Current-year loss relief against other income? Fine for some businesses. Carry-back relief if your business has just started to turn around? Also viable. Carry-forward and use it when you’re profitable again? The classic move.
What I see go wrong: companies sit on losses because they don’t realize the options. They carry it forward passively and miss better relief strategies. If you’ve got losses, talking to someone about relief strategy before the return is filed saves weeks of grief later.
3. Director’s Salary and Dividend Planning
If you’re a close company (most SMEs are), the salary/dividend split isn’t just a compliance question. It’s a tax planning question, and 5 April is your last shot to adjust it for the current year.
National Insurance, income tax, corporation tax, and (if relevant) shareholder tax are all in the mix. There’s a well-known optimal point — roughly £9,100 salary if you’re a basic-rate taxpayer. But if you’ve got varying income sources, overlapping tax years, or shareholder considerations, the picture changes.
The thing nobody says out loud: most accountants optimize for simplicity (flat salary, flat dividend) rather than actual tax efficiency. If you’re a founder or owner-managed, and you’ve not looked at this deliberately in the last two years, you’re probably leaving money on the table.
4. Business Expenses You’ve Forgotten About
Legitimate business expenses save tax. Everyone knows this.
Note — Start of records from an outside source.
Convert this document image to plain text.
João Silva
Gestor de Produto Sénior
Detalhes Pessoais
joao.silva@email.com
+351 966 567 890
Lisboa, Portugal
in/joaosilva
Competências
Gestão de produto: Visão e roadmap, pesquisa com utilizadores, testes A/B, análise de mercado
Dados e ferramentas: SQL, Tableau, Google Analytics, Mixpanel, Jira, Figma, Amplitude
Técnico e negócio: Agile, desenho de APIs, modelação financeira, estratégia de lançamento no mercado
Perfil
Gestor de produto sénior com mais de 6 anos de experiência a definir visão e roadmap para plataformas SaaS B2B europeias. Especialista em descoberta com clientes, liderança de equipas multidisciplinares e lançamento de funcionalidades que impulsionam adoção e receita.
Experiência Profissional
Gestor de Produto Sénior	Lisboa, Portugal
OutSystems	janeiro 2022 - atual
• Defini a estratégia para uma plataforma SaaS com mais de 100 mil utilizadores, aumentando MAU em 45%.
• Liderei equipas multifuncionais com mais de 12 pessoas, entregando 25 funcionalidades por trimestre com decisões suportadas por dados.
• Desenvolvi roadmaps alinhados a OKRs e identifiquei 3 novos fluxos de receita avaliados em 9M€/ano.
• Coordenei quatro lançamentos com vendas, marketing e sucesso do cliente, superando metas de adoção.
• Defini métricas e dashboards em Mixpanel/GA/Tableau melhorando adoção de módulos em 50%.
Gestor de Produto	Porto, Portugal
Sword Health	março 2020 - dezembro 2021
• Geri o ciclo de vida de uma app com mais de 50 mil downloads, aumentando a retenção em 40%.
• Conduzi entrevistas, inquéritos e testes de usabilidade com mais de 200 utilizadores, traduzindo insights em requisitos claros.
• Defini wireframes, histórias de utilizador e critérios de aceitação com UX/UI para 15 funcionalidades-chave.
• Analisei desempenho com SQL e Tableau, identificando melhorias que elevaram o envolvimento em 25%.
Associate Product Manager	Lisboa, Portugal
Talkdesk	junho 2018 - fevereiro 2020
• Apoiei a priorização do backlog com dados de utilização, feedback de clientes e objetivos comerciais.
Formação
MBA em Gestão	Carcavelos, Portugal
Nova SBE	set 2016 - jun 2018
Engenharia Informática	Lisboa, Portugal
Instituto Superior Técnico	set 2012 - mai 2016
What’s surprising is how many get forgotten simply because they’re not recurring or “obvious.”
Professional fees for tax or accounting advice? Deductible. Training or professional development for you or staff? Deductible. Pre-trading expenses if you’re setting up? Potentially deductible. Subscriptions, software, utilities for home office if properly calculated? Deductible.
The pattern I see: if an expense is small or irregular, it gets overlooked. Ten small oversights add up.
5. Timing of Income and Expenditure
December and March are chaos. Invoices arrive late. You’re not sure if something is for last year or this year. The temptation is to stick it in whatever box is most convenient.
Cash basis, accruals basis — both have implications. More importantly, the timing of receipt and payment actually matters for tax years. If you’ve got discretionary timing on a major receipt or payment, the few days before 5 April can change which year it falls into. That’s a one-year deferral on tax, which is real cash benefit.
This is a conversation to have with your accountant in the next week or two. Not after the accounts are filed.
6. IP, Intangible Assets, and R&D
If your business has developed software, systems, processes, or know-how, there are tax reliefs available that most founder-led teams don’t claim.
R&D tax relief? It’s generous and much broader than people think. It covers failed experiments, not just commercial breakthroughs. Enhanced patent box relief? It applies to the IP you’ve created. IP acquisition relief? If you’ve bought in expertise or patents, there are specific rules about deductibility.
These aren’t tricks. They’re reliefs Parliament built in to encourage innovation and investment. If you’re doing anything that could remotely be called R&D, not claiming it is leaving money on the table.
One More Thing: Adviser Timing
If you haven’t talked to a specialist tax adviser yet and 5 April is close, don’t assume you’re too late. A good 2-3 hour conversation now can surface planning options worth thousands.
The time wasted isn’t in filing the return. It’s in filing a return that’s compliant but not optimized, then realizing in June what you could have done. By then, the year is closed.
What to Do This Week
1. Ask your accountant if you’ve claimed all capital allowances and plant & machinery. If they hesitate, get a second opinion.
2. Check if you’ve got any unused losses and what relief strategy you’re using.
3. Review your salary and dividend split. Is it deliberate or default?
4. List the small, irregular expenses from the last three months. Did they get properly recorded?
5. If you’re doing anything innovate or developing IP, confirm you’re claiming available reliefs.
Tax compliance is non-negotiable. Tax planning is optional — which is exactly why so many businesses skip it. The ones that don’t tend to have fewer cash headaches.